Taxes, Expenses and Legal Fees on Property Transfers
Taxes must be paid before filing the purchase at the Title Registry Office. Taxes and expenses on the conveyance of real estate are approximately 3.1% of the government-appraised value of the property, as follows:
• 3% Transfer Tax (Law # 288-04)
• Minor expenses such as cost of certified check required to pay taxes to Internal Revenue, sundry stamps and tips at the Registry.
Taxes are paid based on the market value of the property as determined by the tax authorities, not on the price of purchase stated in the deed of sale.
As for legal fees for real estate transactions, the standard is 1 to 1.5% of the gross purchase price, depending on the complexity of the purchase, with a minimum for properties valued at $150,000 or less, and a discount for properties valued at more than a million dollars.
Property Taxes
A 1% annual tax is assessed on real estate properties owned by individuals, based on the cumulative value of all the properties as appraised by government authorities. Properties are valued without taking into consideration any furniture or equipment to be found in them.
For built lots, the 1% is calculated only for values exceeding 7,019,383.00 DOP (about $150,000). For unbuilt lots, the 1% tax is calculated on the actual appraised value without the exemption.

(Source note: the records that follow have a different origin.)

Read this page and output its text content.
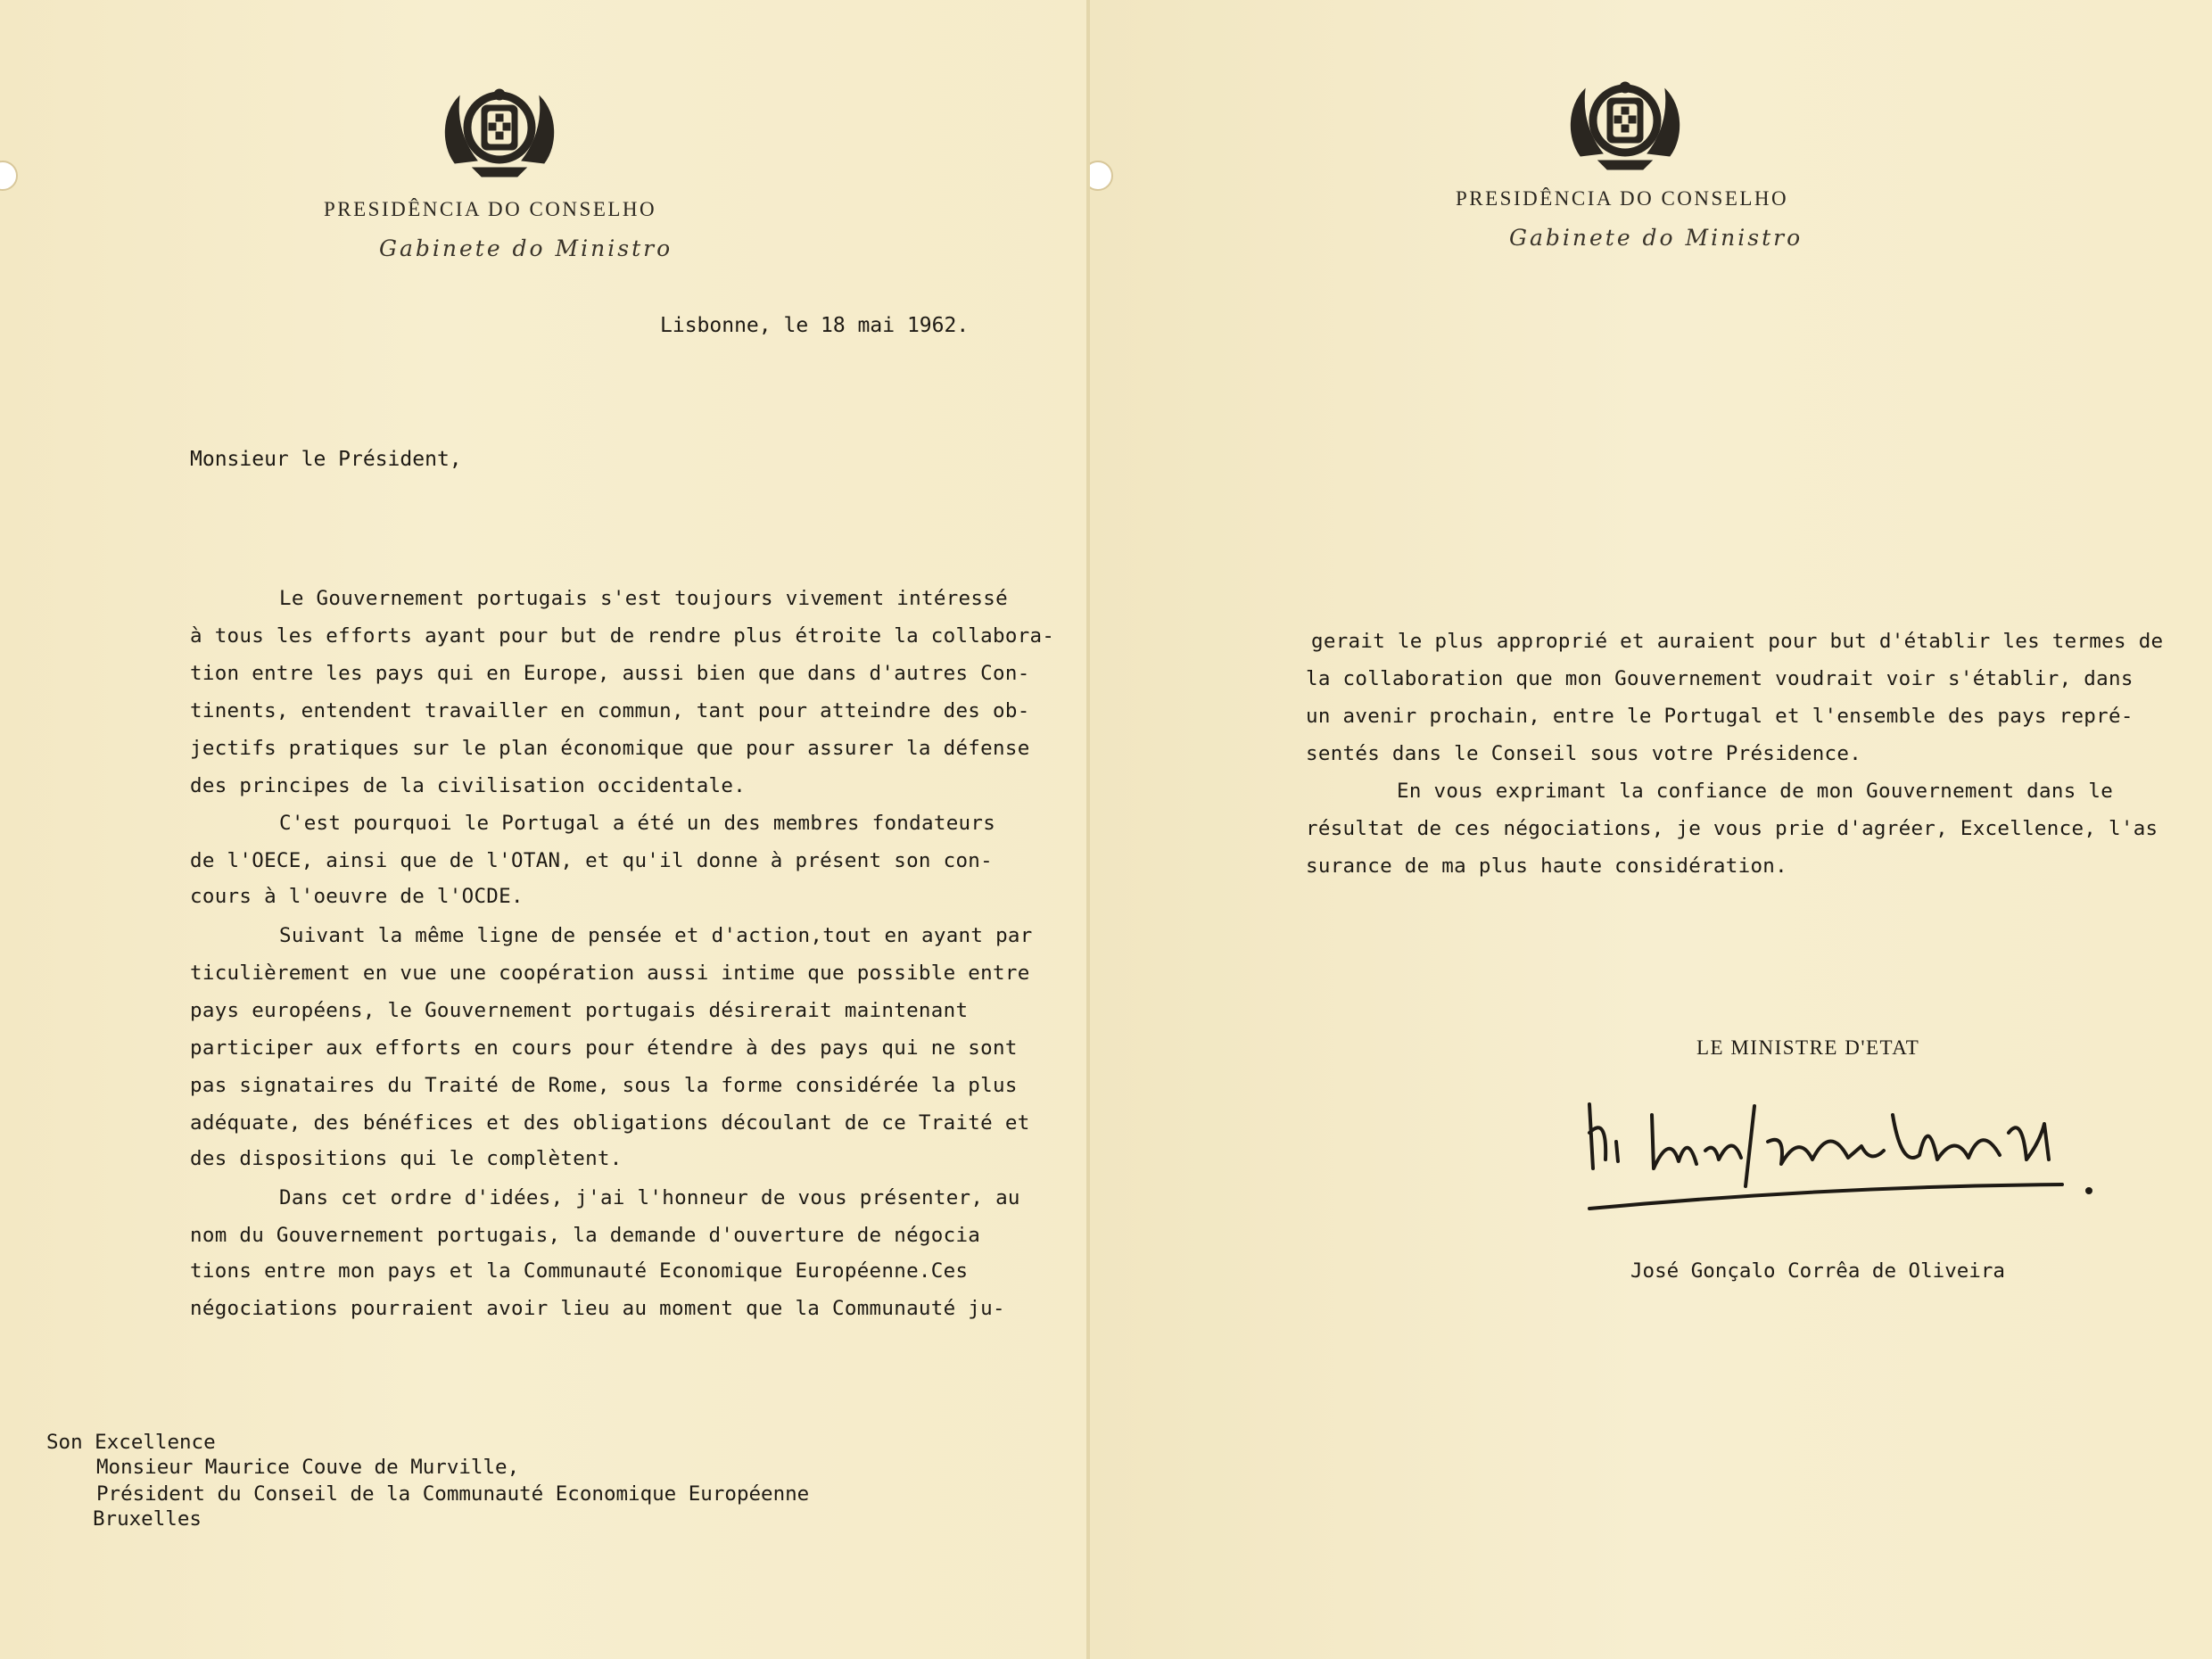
PRESIDÊNCIA DO CONSELHO
Gabinete do Ministro
Lisbonne, le 18 mai 1962.
Monsieur le Président,
Le Gouvernement portugais s'est toujours vivement intéressé
à tous les efforts ayant pour but de rendre plus étroite la collabora-
tion entre les pays qui en Europe, aussi bien que dans d'autres Con-
tinents, entendent travailler en commun, tant pour atteindre des ob-
jectifs pratiques sur le plan économique que pour assurer la défense
des principes de la civilisation occidentale.
C'est pourquoi le Portugal a été un des membres fondateurs
de l'OECE, ainsi que de l'OTAN, et qu'il donne à présent son con-
cours à l'oeuvre de l'OCDE.
Suivant la même ligne de pensée et d'action,tout en ayant par
ticulièrement en vue une coopération aussi intime que possible entre
pays européens, le Gouvernement portugais désirerait maintenant
participer aux efforts en cours pour étendre à des pays qui ne sont
pas signataires du Traité de Rome, sous la forme considérée la plus
adéquate, des bénéfices et des obligations découlant de ce Traité et
des dispositions qui le complètent.
Dans cet ordre d'idées, j'ai l'honneur de vous présenter, au
nom du Gouvernement portugais, la demande d'ouverture de négocia
tions entre mon pays et la Communauté Economique Européenne.Ces
négociations pourraient avoir lieu au moment que la Communauté ju-
Son Excellence
Monsieur Maurice Couve de Murville,
Président du Conseil de la Communauté Economique Européenne
Bruxelles
PRESIDÊNCIA DO CONSELHO
Gabinete do Ministro
gerait le plus approprié et auraient pour but d'établir les termes de
la collaboration que mon Gouvernement voudrait voir s'établir, dans
un avenir prochain, entre le Portugal et l'ensemble des pays repré-
sentés dans le Conseil sous votre Présidence.
En vous exprimant la confiance de mon Gouvernement dans le
résultat de ces négociations, je vous prie d'agréer, Excellence, l'as
surance de ma plus haute considération.
LE MINISTRE D'ETAT
José Gonçalo Corrêa de Oliveira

The real estate tax is payable every year on or before March 11, or in two equal instalments: 50% on or before March 11, and the remaining 50%, on or before September 11.
The amount of the exemption is adjusted annually for inflation.
The following properties are exempt from paying real estate tax: (a) farm properties; (b) homes whose owner is 65 years old or older, and has no other property in his or her name; and (c) properties owned by companies, which pay a separate tax on their company assets.